# TYM 431 - clutch problem, or ....



## JanetGeorge1 (May 31, 2016)

Yesterday, it locked up. None of the gears would shift - not the forward/reverse, nor the LL/l/M/H or1/2/3/4 Eventually - I managed to jiggle them into shifting doing 2 at once - but still nothing. The engine sounded like it was working when I released the clutch - nothing happened - but it didn't stall. Eventually I had it in neutral and managed to get it moving - slowly - with the front loader (it was totally blocking my drive) - but that was it.

Does that sound like the clutch has gone - or the gears - or .....
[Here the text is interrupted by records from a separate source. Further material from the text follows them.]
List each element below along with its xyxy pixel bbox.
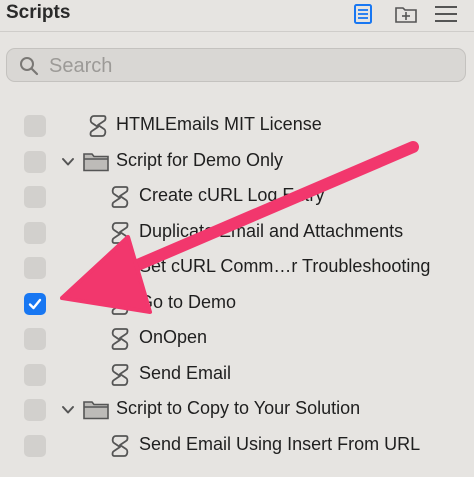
script-icon [111,221,129,244]
folder-label: Script for Demo Only [116,149,284,170]
list-item-label: Duplicate Email and Attachments [139,220,404,241]
include-checkbox-checked[interactable] [24,292,46,315]
search-input[interactable] [47,52,451,80]
chevron-down-icon[interactable] [60,154,76,170]
folder-icon [83,152,109,171]
script-icon [111,328,129,350]
panel-header: Scripts [0,0,474,30]
list-item-label: Set cURL Comm…r Troubleshooting [139,256,431,276]
list-item-label: Send Email Using Insert From URL [139,433,421,454]
panel-title: Scripts [6,2,71,23]
list-item[interactable]: OnOpen [0,321,474,357]
include-checkbox[interactable] [24,363,46,386]
list-item[interactable]: Duplicate Email and Attachments [0,215,474,251]
script-list-icon [354,4,372,24]
list-item[interactable]: Go to Demo [0,286,474,322]
list-item[interactable]: Send Email [0,357,474,393]
search-icon [20,57,39,76]
script-icon [111,257,129,279]
menu-button[interactable] [432,2,458,26]
script-icon [111,363,129,386]
script-icon [111,186,129,208]
include-checkbox[interactable] [24,434,46,457]
list-item-label: Go to Demo [139,291,237,312]
header-divider [0,31,474,32]
list-item[interactable]: Send Email Using Insert From URL [0,428,474,464]
folder-item[interactable]: Script to Copy to Your Solution [0,392,474,428]
include-checkbox[interactable] [24,328,46,350]
include-checkbox[interactable] [24,150,46,173]
list-item-label: Create cURL Log Entry [139,185,325,205]
script-list: HTMLEmails MIT License Script for Demo O… [0,108,474,463]
list-item-label: OnOpen [139,327,208,347]
include-checkbox[interactable] [24,257,46,279]
list-item[interactable]: Create cURL Log Entry [0,179,474,215]
menu-icon [435,6,457,22]
include-checkbox[interactable] [24,399,46,421]
list-item-label: HTMLEmails MIT License [116,114,322,134]
list-item[interactable]: HTMLEmails MIT License [0,108,474,144]
include-checkbox[interactable] [24,221,46,244]
script-icon [111,434,129,457]
checkmark-icon [28,298,42,309]
list-item[interactable]: Set cURL Comm…r Troubleshooting [0,250,474,286]
chevron-down-icon[interactable] [60,402,76,418]
new-folder-icon [395,7,417,23]
folder-item[interactable]: Script for Demo Only [0,144,474,180]
folder-icon [83,401,109,420]
include-checkbox[interactable] [24,115,46,137]
script-list-button[interactable] [350,2,376,26]
script-icon [89,115,107,137]
list-item-label: Send Email [139,362,232,383]
folder-label: Script to Copy to Your Solution [116,398,361,418]
include-checkbox[interactable] [24,186,46,208]
new-folder-button[interactable] [393,2,419,26]
search-box[interactable] [6,48,466,82]
script-icon [111,292,129,315]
I dread the thought of trying to get necessary parts - it's already proven near impossible to get a King Pin thingy (although the leak that cauased my mechanic to suggest that has stopped - even after I topped up the oil level n the right place. And - even if I can get them - the cost of getting the work done s pretty terrifying too. If it was a horse, I think I'd shoot it!


----------



## sixbales (May 18, 2011)

Howdy JanetGeorge1,

Welcome to the tractor forum.

If the clutch is gone, you should have gears grinding when you try to shift. Then if you turn the engine off, it should shift into gear. 

From reading your post, I suspect that something in the shift mechanism is stuck. Happens to my Ford tractor occasionally, and I have to pull the tranny cover and move one of the forks with a big screwdriver


----------



## JanetGeorge1 (May 31, 2016)

lol, thanks sixbales! I couldn't find a tranny cover if you gave me a map - it'll be something to suggest to the mechanic though.


----------